No maps were consulted, and soon we found ourselves on a ski slope to nowhere. We had gone the wrong way. Refusing to turn around, I led us up a razor-thin trail more suited to a goat, so steep I had to use my hands to pull myself up it. Thirty gruelling minutes took us to the top, and with it came a painful realisation. We had wasted our energy, climbing two hundred metres just to descend right after. Our path down was fraught with tumbles, gravity hijacking my heavy bag and sweeping my feet from under me. Fatigue was taking over, and we had no water left. Anale’s belly rumbled, and there was nothing left to say.
Finally, we found the right trail, and began the long descent towards the quaint village of Les Houches. A stream appeared at last, and I drank without hesitation, much to my friend’s disgust. “That literally came from dirt”, she said. Who cares! Water was water, and after all it had been through, my immune system was strong. The ground flattened out, and at six pm we were back in Les Houches. We passed through the ceremonial archway, and we were finished.
It was surreal, walking so far, only to return to the place where I began. Over a hundred miles, up and down, across endless peaks, vast forests and glaciers. Blue skies, thunderstorms and snow. Sometimes I felt anxious, but much less than I do in the city. My worries weren’t about bills or career choices, but the essentials, like where to sleep that night. The people in the refuges were open and kind, with stories to tell. After surviving storms and gruelling climbs, I wore no mask when talking to others. I was nothing but myself.
Mountains- 30th November, 2021
Brecon Beacons, Wales
Two months have passed and I have moved out of the Alps, back to a city flatter than a pancake. Stress was building up and I just had to escape, so I did. I went to the nearest mountains I could find and climbed the highest peak. It was cold as hell but it had to be done. It taught me some things.
As I rise above the world, the sky opens, and so does my mind.

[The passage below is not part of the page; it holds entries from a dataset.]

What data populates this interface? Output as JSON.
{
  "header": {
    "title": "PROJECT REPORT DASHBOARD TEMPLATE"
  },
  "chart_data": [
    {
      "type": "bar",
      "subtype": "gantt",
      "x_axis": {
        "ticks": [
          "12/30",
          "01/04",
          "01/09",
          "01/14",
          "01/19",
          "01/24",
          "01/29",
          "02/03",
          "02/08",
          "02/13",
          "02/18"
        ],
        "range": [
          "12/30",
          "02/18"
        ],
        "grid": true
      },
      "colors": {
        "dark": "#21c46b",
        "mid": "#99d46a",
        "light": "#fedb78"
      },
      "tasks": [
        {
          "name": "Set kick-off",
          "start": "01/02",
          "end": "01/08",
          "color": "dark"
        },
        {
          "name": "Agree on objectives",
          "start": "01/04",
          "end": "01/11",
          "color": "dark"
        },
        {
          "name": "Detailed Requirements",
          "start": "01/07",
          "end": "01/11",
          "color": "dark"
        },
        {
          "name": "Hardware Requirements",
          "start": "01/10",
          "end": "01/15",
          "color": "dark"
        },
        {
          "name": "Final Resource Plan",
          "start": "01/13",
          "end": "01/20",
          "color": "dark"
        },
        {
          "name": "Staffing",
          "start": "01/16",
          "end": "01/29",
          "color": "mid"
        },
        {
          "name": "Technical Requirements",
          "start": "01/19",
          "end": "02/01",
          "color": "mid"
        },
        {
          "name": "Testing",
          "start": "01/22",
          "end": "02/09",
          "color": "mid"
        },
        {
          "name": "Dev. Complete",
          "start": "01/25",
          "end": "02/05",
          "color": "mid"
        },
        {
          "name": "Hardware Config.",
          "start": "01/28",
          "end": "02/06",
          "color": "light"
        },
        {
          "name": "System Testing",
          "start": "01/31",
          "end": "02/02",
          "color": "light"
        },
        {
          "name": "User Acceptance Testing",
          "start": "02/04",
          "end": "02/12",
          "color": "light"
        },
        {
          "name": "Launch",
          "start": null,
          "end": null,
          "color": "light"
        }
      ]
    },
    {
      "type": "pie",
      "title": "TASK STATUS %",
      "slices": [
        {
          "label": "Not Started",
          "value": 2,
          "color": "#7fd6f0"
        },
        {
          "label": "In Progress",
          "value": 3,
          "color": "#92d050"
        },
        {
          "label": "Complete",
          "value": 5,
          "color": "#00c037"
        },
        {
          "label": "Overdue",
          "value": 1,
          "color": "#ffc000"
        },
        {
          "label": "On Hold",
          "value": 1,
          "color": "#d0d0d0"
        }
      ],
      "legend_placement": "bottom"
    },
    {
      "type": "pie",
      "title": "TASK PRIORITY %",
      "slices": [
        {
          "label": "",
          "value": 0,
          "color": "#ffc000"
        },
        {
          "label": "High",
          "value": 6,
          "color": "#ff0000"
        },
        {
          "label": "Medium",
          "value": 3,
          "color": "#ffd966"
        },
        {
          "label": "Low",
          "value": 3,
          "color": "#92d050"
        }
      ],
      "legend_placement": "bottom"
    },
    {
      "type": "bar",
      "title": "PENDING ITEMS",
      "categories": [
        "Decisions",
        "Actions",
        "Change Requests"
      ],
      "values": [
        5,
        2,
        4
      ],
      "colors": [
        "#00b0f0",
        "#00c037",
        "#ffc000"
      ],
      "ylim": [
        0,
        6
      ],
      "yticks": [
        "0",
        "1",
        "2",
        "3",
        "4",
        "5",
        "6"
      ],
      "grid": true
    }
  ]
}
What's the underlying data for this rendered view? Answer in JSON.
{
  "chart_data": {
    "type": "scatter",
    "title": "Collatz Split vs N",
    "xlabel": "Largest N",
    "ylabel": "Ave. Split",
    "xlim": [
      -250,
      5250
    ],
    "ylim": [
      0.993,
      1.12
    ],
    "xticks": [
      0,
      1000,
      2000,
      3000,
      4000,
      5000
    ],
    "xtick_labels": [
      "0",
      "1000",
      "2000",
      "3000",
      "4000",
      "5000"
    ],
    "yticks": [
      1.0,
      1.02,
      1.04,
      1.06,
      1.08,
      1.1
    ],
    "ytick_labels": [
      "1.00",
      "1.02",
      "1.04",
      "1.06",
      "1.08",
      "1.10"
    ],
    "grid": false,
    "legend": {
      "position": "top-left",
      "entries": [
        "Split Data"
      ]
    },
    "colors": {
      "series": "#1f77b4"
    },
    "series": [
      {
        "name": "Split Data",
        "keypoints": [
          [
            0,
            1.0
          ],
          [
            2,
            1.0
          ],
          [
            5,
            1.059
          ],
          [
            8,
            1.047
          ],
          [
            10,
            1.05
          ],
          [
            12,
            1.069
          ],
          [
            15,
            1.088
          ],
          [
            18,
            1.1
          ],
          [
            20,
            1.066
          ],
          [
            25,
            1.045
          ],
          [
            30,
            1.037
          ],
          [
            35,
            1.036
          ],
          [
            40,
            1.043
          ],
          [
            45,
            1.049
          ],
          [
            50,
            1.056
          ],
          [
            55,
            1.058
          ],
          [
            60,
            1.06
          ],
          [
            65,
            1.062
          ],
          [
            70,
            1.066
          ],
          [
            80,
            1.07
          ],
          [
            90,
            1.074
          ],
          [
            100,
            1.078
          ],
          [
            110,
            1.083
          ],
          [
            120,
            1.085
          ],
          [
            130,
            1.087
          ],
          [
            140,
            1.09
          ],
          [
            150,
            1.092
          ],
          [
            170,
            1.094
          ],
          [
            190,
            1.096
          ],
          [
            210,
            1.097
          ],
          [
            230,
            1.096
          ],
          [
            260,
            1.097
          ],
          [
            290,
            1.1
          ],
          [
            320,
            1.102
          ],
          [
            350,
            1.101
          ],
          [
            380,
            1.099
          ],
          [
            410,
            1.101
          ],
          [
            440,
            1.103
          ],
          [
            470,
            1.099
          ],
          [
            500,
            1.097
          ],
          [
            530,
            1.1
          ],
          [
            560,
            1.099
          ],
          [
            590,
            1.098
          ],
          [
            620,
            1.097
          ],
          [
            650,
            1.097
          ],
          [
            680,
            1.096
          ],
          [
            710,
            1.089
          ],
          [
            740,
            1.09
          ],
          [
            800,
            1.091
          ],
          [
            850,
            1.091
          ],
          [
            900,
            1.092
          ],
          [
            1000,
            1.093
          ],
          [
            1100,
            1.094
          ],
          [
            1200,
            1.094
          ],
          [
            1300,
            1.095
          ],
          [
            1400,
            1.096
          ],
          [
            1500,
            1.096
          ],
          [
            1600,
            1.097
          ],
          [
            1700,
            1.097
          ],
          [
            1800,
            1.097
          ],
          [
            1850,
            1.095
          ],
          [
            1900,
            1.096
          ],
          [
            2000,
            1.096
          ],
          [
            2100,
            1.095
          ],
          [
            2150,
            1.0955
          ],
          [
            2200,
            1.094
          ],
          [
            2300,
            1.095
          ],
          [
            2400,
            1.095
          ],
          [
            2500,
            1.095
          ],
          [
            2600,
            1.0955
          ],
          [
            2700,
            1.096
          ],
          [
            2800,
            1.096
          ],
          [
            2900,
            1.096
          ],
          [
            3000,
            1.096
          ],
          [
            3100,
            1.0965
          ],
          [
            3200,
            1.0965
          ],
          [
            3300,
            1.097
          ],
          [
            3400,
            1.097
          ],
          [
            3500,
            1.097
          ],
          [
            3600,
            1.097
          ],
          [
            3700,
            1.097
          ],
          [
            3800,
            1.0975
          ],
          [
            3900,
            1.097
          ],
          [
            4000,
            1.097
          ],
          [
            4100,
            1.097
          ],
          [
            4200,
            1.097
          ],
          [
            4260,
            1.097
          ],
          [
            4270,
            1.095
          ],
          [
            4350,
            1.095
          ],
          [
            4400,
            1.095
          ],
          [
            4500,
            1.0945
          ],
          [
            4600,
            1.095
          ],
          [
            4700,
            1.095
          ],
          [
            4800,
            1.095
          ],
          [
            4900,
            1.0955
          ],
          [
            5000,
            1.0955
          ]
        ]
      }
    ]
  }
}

The anger and frustration I absorbed from the city leaks out into the atmosphere, and I can finally breathe. All those things that seemed to matter so much shrink to the size of a pebble, and are entertained as passing thoughts, before consciousness becomes boundless once more. The scale of mountains reminds you that you are small in the scheme of things, and encourages you to look beyond yourself, into the beautiful world. That shift from looking in to looking out seems to be the fix for so many of our problems. Live high, and your imagination is as wide as the heavens, live low and flat and your cramped world is all you will know. In any case, if your world feels small, make a change. There is so much more to see.